Tau‐mediated toxicity in Alzheimer's disease is thought to operate through low‐n oligomers, rather than filamentous aggregates. However, the nature of oligomers and pathways of toxicity are poorly understood. Therefore, we investigated structural and functional aspects of highly purified oligomers of a pro‐aggregant tau species. Methods Purified oligomers of the tau repeat domain were characterized by biophysical and structural methods. Functional aspects were investigated by cellular assays ((3‐(4,5‐dimethylthiazol‐2‐yl)‐2,5‐diphenyltetrazolium bromide) assay of cell viability, lactate dehydrogenase release assay [for cell toxicity], reactive oxygen species production, and calcium assay), combined with analysis of neuronal dendritic spines exposed to oligomers. Results Purified low‐n oligomers are roughly globular, with sizes around 1.6 to 5.4 nm, exhibit an altered conformation, but do not have substantial β‐structure.
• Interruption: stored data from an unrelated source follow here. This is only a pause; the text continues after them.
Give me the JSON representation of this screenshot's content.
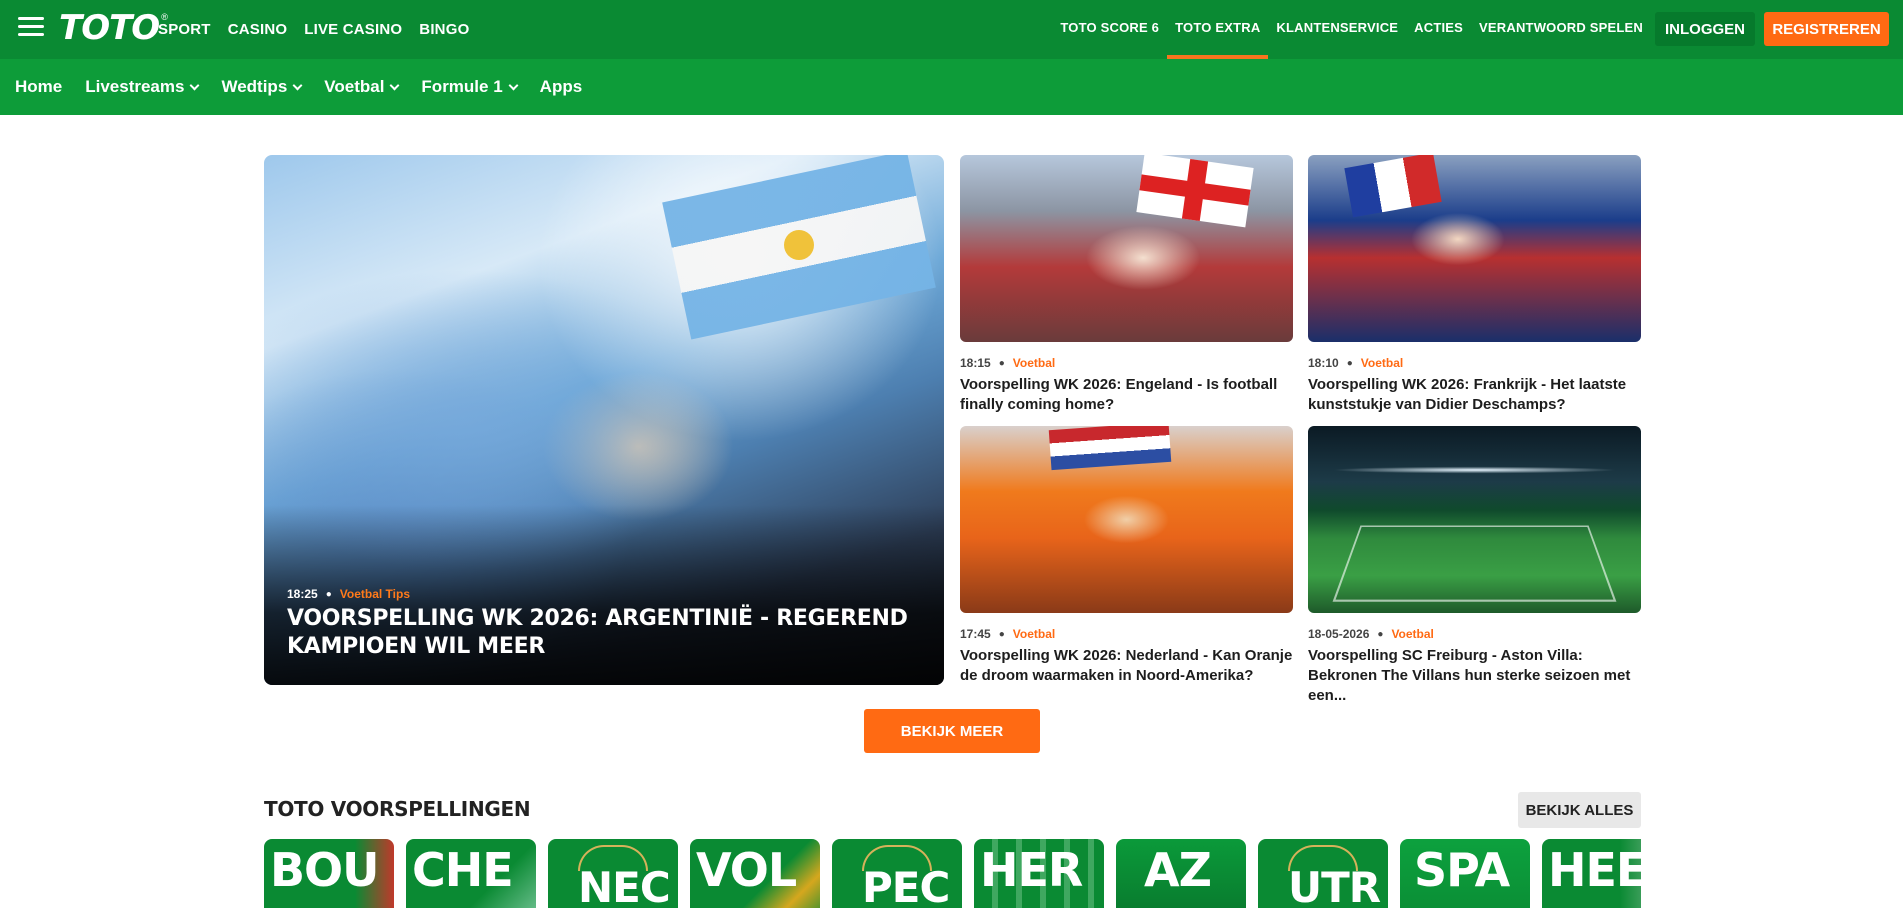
{
  "header": {
    "logo": "TOTO",
    "logo_mark": "®",
    "main_nav": [
      "SPORT",
      "CASINO",
      "LIVE CASINO",
      "BINGO"
    ],
    "right_nav": [
      "TOTO SCORE 6",
      "TOTO EXTRA",
      "KLANTENSERVICE",
      "ACTIES",
      "VERANTWOORD SPELEN"
    ],
    "active_right_nav": "TOTO EXTRA",
    "login_label": "INLOGGEN",
    "register_label": "REGISTREREN",
    "colors": {
      "brand_green": "#0a8a33",
      "accent_orange": "#ff6a13"
    }
  },
  "subnav": {
    "items": [
      {
        "label": "Home",
        "has_dropdown": false
      },
      {
        "label": "Livestreams",
        "has_dropdown": true
      },
      {
        "label": "Wedtips",
        "has_dropdown": true
      },
      {
        "label": "Voetbal",
        "has_dropdown": true
      },
      {
        "label": "Formule 1",
        "has_dropdown": true
      },
      {
        "label": "Apps",
        "has_dropdown": false
      }
    ]
  },
  "hero": {
    "time": "18:25",
    "category": "Voetbal Tips",
    "title": "VOORSPELLING WK 2026: ARGENTINIË - REGEREND KAMPIOEN WIL MEER"
  },
  "articles": [
    {
      "time": "18:15",
      "category": "Voetbal",
      "title": "Voorspelling WK 2026: Engeland - Is football finally coming home?"
    },
    {
      "time": "18:10",
      "category": "Voetbal",
      "title": "Voorspelling WK 2026: Frankrijk - Het laatste kunststukje van Didier Deschamps?"
    },
    {
      "time": "17:45",
      "category": "Voetbal",
      "title": "Voorspelling WK 2026: Nederland - Kan Oranje de droom waarmaken in Noord-Amerika?"
    },
    {
      "time": "18-05-2026",
      "category": "Voetbal",
      "title": "Voorspelling SC Freiburg - Aston Villa: Bekronen The Villans hun sterke seizoen met een..."
    }
  ],
  "more_button": "BEKIJK MEER",
  "predictions": {
    "title": "TOTO VOORSPELLINGEN",
    "see_all": "BEKIJK ALLES",
    "tiles": [
      "BOU",
      "CHE",
      "NEC",
      "VOL",
      "PEC",
      "HER",
      "AZ",
      "UTR",
      "SPA",
      "HEE"
    ]
  }
}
Treatment of primary neurons with oligomers impairs spine morphology and density, accompanied by increased reactive oxygen species and intracellular calcium, but without affecting cell viability (by (3‐(4,5‐dimethylthiazol‐2‐yl)‐2,5‐diphenyltetrazolium bromide) assay of cell viability and lactate dehydrogenase release assay [for cell toxicity]). Discussion Tau oligomers are toxic to synapses but not lethal to cells.